I have an appointment with the surgeon Monday but given the additional cost for astigmatism that option isn’t necessarily a gimme either, after insurance coverage.
So, I’ve come full circle from the first glasses in grade school and prayers for clear eyesight. Given the spiritual work I’ve been processing, I’m more tuned into my feelings and when I hear hubby say, “I want to do this for you”, my heart wants to cry as if I’m hearing those words come from a higher source in answer to a prayer so long ago.
So, I found it fitting that I, ironically, came across Karin’s post “Murmuration” recently and this video helped to clarify what is going on and serve as a source of encouragement. It speaks to me on what I look to see and feel — free and spontaneous: something like these beautiful starlings in flight captured by filmmaker, Neels Castillon, on a commercial shoot in Marseille, France, in 2013. It’s called “A Bird Ballet” (please watch – it may help you understand):
The beauty of these birds soaring in harmony caught up in the sheer pleasure of flying is refreshing.
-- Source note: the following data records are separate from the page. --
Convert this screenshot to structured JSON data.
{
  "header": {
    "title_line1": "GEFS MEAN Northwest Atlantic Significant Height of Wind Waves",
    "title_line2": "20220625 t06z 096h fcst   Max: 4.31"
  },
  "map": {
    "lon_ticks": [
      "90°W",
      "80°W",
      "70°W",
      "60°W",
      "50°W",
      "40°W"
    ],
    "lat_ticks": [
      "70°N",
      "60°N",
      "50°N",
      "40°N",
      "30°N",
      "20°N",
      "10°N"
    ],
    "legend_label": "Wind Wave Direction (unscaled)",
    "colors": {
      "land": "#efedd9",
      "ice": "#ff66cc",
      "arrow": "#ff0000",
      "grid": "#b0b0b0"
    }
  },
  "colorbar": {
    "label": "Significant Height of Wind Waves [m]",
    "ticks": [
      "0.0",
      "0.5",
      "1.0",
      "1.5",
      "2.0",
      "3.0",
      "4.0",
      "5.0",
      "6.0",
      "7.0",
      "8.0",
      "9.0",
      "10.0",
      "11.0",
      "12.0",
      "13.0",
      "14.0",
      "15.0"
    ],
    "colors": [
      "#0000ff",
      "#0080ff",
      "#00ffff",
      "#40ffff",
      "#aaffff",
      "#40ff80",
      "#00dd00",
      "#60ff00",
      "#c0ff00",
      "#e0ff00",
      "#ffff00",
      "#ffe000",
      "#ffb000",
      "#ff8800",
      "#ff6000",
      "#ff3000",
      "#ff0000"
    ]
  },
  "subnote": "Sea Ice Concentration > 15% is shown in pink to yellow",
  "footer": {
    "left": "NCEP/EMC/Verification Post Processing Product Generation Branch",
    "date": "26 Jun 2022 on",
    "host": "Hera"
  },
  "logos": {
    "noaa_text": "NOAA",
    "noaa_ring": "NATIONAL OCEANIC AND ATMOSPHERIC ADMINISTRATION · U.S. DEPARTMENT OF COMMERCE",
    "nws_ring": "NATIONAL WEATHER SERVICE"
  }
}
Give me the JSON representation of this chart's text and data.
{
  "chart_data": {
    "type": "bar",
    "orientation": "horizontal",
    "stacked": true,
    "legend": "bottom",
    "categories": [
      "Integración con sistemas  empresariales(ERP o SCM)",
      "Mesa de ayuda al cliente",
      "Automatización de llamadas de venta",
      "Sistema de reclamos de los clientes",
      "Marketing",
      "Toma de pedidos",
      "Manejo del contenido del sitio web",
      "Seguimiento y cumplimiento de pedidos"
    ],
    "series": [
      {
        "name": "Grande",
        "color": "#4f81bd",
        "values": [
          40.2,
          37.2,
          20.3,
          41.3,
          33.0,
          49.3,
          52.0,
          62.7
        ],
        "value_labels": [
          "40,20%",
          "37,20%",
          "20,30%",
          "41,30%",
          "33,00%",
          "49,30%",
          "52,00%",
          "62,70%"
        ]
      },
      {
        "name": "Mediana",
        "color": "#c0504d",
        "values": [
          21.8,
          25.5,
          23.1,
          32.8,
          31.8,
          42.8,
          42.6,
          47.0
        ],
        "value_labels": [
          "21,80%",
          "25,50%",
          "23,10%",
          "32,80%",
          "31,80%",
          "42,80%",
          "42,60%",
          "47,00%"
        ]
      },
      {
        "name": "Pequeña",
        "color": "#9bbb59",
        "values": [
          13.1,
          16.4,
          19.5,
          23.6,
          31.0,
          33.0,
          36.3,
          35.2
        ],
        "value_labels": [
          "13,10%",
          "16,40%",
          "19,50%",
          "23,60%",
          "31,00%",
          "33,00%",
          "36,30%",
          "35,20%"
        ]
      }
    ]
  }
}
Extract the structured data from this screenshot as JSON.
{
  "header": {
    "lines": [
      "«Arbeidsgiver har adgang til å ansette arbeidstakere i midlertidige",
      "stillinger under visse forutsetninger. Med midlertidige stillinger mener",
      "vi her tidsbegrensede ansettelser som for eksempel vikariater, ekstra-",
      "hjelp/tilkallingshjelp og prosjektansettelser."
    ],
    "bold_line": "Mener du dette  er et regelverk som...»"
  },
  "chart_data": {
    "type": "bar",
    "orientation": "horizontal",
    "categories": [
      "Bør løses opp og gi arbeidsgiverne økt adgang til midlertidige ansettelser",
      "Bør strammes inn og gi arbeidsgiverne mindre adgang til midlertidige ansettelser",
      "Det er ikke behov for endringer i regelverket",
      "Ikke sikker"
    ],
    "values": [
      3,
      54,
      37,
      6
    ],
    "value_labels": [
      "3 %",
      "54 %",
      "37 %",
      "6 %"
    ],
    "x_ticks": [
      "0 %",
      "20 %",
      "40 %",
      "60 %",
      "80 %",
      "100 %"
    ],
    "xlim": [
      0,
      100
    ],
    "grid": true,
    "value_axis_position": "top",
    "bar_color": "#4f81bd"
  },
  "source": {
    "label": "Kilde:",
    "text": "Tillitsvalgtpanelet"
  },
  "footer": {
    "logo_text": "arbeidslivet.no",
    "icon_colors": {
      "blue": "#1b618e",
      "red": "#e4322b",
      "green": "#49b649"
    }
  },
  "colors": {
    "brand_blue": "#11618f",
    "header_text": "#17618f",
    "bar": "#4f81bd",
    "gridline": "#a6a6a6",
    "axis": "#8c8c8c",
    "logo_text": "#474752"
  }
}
It’s freeing to my soul no matter what obstacles. How light and effortless they move about the sky without running into one another. It’s as if they’re dancing to a heavenly tune only they can hear.
It’s the excitement I get each time I feel loved and get guidance from a higher source when faced with challenges in my life. I know I’m not alone. I don’t know what will be the outcome of all of this but just from listening to the stirring on the inside there’s more going on than what I see.
Maybe, through the course of working through all these awakenings, I’ll write a book. If I do, I think I’ll call it, “Don’t Kill the Messenger”, as I enter another 10-week Presence Process for the 5th time.
For now, I hope you know in reading this story that no matter what age, life will always keep challenging you to get out of yourself, inviting you to take leaps and push the boundaries. If you don’t know how, go out and watch the birds.
I hope you’ll accept the challenge and become all that you came here to be.
Pat from the ‘ol kitchen table
Note: For more information, here are some resources I’ve found to be helpful in my spiritual growth:
- “The Presence Process – A Journey Into Present Moment Awareness” – Revised Edition by Michael Brown. You can also visit his site to learn more at “The Presence Portal”.
- “Wishes Fulfilled” by Dr. Wayne W. Dyer
- “Don’t Die with Your Music Still In You” by Serena J. Dyer
- “I Can See Clearly Now” by Dr. Wayne W. Dyer
- “I Am” Wishes Fulfilled Meditation by Dr. Wayne W. Dyer and James F. Twyman
- “Experiencing the Miraculous” — a Spiritual Journey to Assisi, Lourdes and Medjugorje — 4-DVD set by Dr. Wayne W. Dyer
- (Now reading) “Take Off Your Glasses and See – How to Heal Your Eyesight and Expand Your Insight” by Jacob Liberman, O.D., Ph.D.